CNS Spectr. 2016 Dec;21(S1):25-33. doi: 10.1017/S109285291600078X.
Mixed features specifier (MFS) is a new nosological entity defined and operationalized in the Diagnostic and Statistical Manual of Mental Disorders (DSM), 5th Edition. The impetus to introduce the MFS and supplant mixed states was protean, including the lack of ecological validity, high rates of misdiagnosis, and guideline discordant treatment for mixed states. Mixed features specifier identifies a phenotype in psychiatry with greater illness burden, as evidenced by earlier age at onset, higher episode frequency and chronicity, psychiatric and medical comorbidity, suicidality, and suboptimal response to conventional antidepressants. Mixed features in psychiatry have historical, conceptual, and nosological relevance; MFS according to DSM-5, is inherently neo-Kraepelinian insofar as individuals with either Major Depressive Disorder (MDD) or Bipolar Disorder (BD) may be affected by MFS. Clinicians are encouraged to screen all patients presenting with a major depressive episode (or hypomanic episode) for MFS. Although "overlapping symptoms" were excluded from the diagnostic criteria (eg, agitation, anxiety, irritability, insomnia), clinicians are encouraged to probe for these nonspecific symptoms as a possible proxy of co-existing MFS. In addition to conventional antidepressants, second generation antipsychotics and/or conventional mood stabilizers (eg, lithium) may be considered as first-line therapies for individuals with a depressive episode as part of MDD or BD with mixed features.

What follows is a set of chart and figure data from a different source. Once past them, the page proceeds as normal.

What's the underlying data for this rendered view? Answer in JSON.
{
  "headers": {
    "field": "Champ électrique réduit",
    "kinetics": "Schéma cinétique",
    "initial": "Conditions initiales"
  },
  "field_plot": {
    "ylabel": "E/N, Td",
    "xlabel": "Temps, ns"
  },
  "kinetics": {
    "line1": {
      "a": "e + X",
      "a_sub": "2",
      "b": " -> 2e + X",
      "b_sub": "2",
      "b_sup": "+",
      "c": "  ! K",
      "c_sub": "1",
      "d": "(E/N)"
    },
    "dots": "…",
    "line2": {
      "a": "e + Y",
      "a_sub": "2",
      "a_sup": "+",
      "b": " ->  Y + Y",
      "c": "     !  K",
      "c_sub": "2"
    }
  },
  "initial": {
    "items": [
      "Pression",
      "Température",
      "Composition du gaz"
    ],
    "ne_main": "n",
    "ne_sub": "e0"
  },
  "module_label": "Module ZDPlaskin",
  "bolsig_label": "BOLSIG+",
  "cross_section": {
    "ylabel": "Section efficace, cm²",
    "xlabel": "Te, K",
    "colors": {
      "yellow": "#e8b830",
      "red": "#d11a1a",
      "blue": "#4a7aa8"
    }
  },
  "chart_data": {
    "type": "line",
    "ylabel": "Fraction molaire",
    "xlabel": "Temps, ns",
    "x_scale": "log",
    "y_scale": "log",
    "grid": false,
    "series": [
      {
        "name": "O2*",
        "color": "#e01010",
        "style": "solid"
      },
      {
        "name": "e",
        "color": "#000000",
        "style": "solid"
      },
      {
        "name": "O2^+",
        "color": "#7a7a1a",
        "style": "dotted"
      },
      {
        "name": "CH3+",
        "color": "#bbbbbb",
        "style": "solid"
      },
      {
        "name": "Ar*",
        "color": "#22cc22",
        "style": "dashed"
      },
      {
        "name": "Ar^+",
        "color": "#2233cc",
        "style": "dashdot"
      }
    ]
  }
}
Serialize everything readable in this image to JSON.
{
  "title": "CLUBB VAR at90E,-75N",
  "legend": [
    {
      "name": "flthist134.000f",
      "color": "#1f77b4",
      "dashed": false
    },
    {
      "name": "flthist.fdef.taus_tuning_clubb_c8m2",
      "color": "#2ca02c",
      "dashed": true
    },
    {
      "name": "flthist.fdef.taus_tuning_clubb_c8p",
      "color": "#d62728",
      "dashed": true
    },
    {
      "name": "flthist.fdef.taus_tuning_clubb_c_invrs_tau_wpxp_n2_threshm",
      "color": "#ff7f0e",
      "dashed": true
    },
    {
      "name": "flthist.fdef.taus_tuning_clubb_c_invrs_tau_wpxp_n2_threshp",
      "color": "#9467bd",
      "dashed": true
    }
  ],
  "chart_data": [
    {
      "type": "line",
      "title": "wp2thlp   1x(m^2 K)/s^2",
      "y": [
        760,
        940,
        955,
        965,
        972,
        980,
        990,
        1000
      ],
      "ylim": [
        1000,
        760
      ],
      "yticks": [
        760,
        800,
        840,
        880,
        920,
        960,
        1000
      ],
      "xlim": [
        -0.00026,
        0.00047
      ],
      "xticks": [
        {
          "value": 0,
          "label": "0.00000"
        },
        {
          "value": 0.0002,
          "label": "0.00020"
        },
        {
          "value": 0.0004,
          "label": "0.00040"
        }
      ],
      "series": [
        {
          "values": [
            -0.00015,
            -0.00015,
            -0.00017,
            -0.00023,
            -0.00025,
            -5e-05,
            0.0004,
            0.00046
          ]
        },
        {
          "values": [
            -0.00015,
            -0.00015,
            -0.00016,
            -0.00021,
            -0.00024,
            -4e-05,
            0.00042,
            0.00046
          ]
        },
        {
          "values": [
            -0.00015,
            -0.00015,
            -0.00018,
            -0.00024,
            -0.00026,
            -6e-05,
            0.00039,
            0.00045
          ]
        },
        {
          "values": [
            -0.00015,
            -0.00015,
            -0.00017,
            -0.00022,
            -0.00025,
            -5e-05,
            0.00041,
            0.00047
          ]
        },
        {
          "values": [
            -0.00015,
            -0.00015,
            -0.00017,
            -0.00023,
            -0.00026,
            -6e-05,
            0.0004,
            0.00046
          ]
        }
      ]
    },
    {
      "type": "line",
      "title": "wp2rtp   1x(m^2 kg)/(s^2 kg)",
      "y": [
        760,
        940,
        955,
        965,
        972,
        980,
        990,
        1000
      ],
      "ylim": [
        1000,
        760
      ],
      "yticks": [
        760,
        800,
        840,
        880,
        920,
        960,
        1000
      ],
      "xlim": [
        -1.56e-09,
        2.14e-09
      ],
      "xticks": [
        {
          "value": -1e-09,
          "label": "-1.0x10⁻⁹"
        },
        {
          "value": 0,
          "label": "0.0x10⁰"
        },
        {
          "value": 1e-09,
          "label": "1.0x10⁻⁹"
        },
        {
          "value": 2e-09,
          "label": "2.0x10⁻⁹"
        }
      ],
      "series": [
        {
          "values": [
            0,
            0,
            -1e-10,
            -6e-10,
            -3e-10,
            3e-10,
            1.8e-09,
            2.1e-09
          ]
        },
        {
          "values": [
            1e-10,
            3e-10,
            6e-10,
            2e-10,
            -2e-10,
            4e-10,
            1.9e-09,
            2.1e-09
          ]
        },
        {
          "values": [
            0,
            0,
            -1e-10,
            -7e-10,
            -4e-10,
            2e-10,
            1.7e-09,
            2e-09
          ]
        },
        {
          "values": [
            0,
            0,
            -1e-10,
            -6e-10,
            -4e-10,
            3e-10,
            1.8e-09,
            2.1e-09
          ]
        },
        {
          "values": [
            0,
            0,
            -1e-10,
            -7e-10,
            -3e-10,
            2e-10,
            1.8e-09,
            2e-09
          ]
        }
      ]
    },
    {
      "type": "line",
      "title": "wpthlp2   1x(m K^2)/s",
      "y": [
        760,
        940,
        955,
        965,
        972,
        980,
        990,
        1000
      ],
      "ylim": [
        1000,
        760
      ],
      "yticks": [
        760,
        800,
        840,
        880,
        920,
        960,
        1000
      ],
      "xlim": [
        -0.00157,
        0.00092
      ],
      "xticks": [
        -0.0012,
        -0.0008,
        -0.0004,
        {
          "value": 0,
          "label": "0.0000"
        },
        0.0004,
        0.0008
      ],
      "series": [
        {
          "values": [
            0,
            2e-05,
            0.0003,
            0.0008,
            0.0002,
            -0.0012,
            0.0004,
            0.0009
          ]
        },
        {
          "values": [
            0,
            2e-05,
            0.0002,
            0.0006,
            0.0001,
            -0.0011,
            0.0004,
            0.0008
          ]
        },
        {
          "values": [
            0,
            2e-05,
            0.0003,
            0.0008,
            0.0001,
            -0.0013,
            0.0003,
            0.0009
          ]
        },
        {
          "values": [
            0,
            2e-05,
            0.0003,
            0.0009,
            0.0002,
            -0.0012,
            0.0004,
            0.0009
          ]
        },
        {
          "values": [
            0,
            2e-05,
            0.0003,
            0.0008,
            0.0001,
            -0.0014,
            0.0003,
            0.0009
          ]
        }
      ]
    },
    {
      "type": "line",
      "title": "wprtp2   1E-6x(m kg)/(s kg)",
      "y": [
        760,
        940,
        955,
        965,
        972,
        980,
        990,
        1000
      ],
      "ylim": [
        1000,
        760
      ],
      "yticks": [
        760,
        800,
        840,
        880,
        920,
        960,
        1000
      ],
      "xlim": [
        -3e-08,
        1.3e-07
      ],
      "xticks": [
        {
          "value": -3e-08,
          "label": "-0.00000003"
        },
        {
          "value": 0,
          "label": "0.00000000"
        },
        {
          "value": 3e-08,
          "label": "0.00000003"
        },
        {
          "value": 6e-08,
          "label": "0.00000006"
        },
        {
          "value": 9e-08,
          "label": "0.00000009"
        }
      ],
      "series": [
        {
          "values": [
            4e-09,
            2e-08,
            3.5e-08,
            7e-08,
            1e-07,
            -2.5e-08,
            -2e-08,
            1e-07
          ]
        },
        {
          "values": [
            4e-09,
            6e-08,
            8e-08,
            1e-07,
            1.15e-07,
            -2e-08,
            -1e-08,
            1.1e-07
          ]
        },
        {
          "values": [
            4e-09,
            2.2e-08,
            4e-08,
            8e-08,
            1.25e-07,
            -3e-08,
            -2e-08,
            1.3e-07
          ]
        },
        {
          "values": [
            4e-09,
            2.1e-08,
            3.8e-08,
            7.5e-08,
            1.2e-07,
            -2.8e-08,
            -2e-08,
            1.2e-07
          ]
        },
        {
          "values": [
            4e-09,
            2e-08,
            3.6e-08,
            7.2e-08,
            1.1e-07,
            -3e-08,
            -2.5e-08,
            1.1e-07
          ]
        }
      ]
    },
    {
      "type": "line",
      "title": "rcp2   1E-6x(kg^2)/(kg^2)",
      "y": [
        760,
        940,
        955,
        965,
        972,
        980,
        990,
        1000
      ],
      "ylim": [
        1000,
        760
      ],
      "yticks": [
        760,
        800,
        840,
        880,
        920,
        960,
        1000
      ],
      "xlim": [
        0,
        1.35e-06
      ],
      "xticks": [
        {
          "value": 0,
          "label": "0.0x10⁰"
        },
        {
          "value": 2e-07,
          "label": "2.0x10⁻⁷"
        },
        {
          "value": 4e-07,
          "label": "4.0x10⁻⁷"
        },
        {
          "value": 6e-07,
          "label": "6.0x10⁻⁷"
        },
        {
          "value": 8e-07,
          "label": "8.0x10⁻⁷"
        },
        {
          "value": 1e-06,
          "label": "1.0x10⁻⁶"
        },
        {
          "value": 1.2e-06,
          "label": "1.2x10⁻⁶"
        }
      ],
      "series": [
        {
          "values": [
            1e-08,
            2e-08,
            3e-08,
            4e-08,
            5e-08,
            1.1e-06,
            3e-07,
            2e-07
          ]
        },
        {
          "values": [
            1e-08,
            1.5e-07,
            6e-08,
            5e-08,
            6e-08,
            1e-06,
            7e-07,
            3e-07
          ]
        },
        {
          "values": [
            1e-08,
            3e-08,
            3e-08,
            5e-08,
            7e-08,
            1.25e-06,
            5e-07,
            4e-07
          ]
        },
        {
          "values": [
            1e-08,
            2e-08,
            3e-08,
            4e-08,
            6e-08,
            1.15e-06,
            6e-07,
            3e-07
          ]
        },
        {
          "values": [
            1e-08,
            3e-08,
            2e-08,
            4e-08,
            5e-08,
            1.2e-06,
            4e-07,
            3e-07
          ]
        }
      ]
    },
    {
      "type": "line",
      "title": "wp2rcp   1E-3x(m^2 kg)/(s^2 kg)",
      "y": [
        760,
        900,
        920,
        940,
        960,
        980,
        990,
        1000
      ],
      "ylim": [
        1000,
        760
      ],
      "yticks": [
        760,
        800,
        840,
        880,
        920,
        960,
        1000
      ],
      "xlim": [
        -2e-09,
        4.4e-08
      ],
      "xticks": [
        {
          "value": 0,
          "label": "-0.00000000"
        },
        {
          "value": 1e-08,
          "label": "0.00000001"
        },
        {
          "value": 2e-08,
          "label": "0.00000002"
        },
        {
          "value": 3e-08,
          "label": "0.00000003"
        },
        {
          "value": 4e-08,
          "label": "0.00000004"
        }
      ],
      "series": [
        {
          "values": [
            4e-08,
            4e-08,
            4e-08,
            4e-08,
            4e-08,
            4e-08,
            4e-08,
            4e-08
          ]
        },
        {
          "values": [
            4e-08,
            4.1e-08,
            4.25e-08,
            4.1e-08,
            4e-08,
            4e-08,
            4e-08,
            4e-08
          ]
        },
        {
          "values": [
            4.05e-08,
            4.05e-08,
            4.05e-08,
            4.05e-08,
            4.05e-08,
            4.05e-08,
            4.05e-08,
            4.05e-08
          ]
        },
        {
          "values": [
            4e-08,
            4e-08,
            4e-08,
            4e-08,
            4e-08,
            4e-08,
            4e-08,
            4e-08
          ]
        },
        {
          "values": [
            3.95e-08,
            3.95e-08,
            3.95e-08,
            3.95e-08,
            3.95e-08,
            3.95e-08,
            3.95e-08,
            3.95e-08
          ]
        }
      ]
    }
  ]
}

混合特征说明符(MFS)是在《精神疾病诊断与统计手册》(DSM)第5版中定义并实施的一种新的疾病分类实体。引入MFS并取代混合状态的动机是多方面的,包括缺乏生态效度、误诊率高以及对混合状态的指南不一致治疗。混合特征说明符识别出一种在精神病学中具有更大疾病负担的表型,这表现为发病年龄更早、发作频率和慢性程度更高、精神和躯体共病、自杀倾向以及对传统抗抑郁药反应欠佳。精神病学中的混合特征具有历史、概念和疾病分类学上的相关性;根据DSM-5,MFS本质上是新克雷佩林学派的,因为患有重度抑郁症(MDD)或双相情感障碍(BD)的个体都可能受到MFS的影响。鼓励临床医生对所有出现重度抑郁发作(或轻躁狂发作)的患者进行MFS筛查。尽管“重叠症状”被排除在诊断标准之外(例如,激越、焦虑、易怒、失眠),但鼓励临床医生探究这些非特异性症状,作为共存MFS的可能替代指标。除了传统抗抑郁药外,第二代抗精神病药和/或传统心境稳定剂(例如,锂盐)可被视为患有伴有混合特征的MDD或BD抑郁发作个体的一线治疗药物。